Di Satire to Big Screen: Author Peter Lefcourt’s “Di & I,” a satire on the tortured love life of England’s Princess Di that hit bookstores last summer, has been optioned by Fine Line Features. It’s the second work by Lefcourt being groomed for the big screen. His “The Dreyfus Affair,” the controversial satire about a shortstop and second baseman who fall in love, is in development at Touchstone Pictures. Lefcourt is adapting the screenplay for both, executive producing “Di & I” and co-producing “The Dreyfus Affair.” Sources say Fine Line paid in the high six figures for “Di & I,” which is about a princess who falls in love with a hamburger flipper at McDonald’s after her marriage goes bust.

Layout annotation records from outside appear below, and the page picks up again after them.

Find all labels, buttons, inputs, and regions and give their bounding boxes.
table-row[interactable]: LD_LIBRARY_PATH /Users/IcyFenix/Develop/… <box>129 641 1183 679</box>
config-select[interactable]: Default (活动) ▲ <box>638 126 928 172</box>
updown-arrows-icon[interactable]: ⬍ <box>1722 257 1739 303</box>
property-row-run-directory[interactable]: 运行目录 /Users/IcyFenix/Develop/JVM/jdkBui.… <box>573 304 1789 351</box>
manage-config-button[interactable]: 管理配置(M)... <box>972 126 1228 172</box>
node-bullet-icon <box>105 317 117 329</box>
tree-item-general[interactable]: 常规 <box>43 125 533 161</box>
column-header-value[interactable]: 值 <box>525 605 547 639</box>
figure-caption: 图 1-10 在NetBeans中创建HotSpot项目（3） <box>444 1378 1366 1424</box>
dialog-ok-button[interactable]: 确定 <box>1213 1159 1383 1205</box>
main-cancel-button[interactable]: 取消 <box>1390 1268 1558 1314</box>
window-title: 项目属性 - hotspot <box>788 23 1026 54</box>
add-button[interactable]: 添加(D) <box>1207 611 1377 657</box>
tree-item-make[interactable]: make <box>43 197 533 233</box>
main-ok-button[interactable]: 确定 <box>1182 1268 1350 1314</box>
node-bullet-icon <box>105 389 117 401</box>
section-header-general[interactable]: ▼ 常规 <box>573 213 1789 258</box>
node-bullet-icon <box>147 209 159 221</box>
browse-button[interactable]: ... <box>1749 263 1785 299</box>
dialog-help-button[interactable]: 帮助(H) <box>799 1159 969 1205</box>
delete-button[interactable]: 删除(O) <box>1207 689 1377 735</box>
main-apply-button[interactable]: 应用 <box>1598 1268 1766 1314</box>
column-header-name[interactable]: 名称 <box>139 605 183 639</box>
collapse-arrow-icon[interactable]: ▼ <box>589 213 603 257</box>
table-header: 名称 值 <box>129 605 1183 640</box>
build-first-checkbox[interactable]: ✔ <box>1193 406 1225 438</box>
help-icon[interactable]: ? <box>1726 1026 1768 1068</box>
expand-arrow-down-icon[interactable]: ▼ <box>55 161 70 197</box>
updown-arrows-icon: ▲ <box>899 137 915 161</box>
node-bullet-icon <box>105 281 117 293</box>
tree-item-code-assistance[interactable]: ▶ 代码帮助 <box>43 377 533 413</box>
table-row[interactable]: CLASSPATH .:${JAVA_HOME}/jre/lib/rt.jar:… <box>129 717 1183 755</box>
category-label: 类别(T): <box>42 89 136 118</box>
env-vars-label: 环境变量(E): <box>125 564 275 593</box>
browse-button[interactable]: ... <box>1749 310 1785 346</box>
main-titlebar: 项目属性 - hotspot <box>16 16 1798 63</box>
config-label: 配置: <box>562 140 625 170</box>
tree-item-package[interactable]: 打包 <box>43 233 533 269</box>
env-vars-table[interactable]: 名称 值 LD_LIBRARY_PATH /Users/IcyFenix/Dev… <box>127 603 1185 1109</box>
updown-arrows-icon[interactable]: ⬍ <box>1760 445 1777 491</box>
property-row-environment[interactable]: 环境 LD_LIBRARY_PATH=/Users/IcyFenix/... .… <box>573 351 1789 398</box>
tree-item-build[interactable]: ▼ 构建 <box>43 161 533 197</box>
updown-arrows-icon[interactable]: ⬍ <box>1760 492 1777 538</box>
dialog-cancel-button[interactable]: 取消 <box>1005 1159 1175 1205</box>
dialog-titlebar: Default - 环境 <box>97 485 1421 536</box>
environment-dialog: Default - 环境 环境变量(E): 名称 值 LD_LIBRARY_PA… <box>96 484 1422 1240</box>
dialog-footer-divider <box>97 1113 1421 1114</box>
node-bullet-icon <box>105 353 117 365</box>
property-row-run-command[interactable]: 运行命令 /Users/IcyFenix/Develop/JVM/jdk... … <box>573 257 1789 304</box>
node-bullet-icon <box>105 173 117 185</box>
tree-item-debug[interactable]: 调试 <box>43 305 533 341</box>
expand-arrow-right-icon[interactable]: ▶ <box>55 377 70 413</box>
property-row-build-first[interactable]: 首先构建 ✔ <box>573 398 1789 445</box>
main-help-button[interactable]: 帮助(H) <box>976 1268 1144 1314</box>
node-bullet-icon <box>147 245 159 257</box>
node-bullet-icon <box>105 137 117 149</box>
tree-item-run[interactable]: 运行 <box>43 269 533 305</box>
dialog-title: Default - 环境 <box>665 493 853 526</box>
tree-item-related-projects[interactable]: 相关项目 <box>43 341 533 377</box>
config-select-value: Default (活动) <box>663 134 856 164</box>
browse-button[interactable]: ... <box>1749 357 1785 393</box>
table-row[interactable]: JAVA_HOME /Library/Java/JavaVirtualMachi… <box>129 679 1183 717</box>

In the screen version, the princess will not be from Britain, will not be a blonde and probably will have two daughters instead of sons, sources involved say.

DANCE

New ABT Head: Michael M. Kaiser has been named executive director of New York’s American Ballet Theatre. Kaiser, who has worked with ABT for 18 months as a consultant, replaces Gary Dunning, who resigned after three years in the position. Kaiser was previously executive director of the Alvin Ailey Dance Theater Foundation and general manager of the State Ballet of Missouri.

QUICK TAKES

Comedian Bob Hope, 92, will hold his second America Online chat session today to discuss his NBC special, “Bob Hope: Memories of World War II,” which airs Saturday. America Online users can reserve a “seat” for the 2 p.m. session beginning at 1:45 p.m. by typing in the keyword NBC, and then navigating to the NBC Auditorium/Odeum. . . . Tickets to the first joint Carly Simon and James Taylor concert since 1979 were scooped up in less than an hour Tuesday. The Aug. 30 concert on Martha’s Vineyard, Mass., will benefit the area’s 136-year-old agricultural society. Simon and Taylor divorced in 1981 and have both remarried.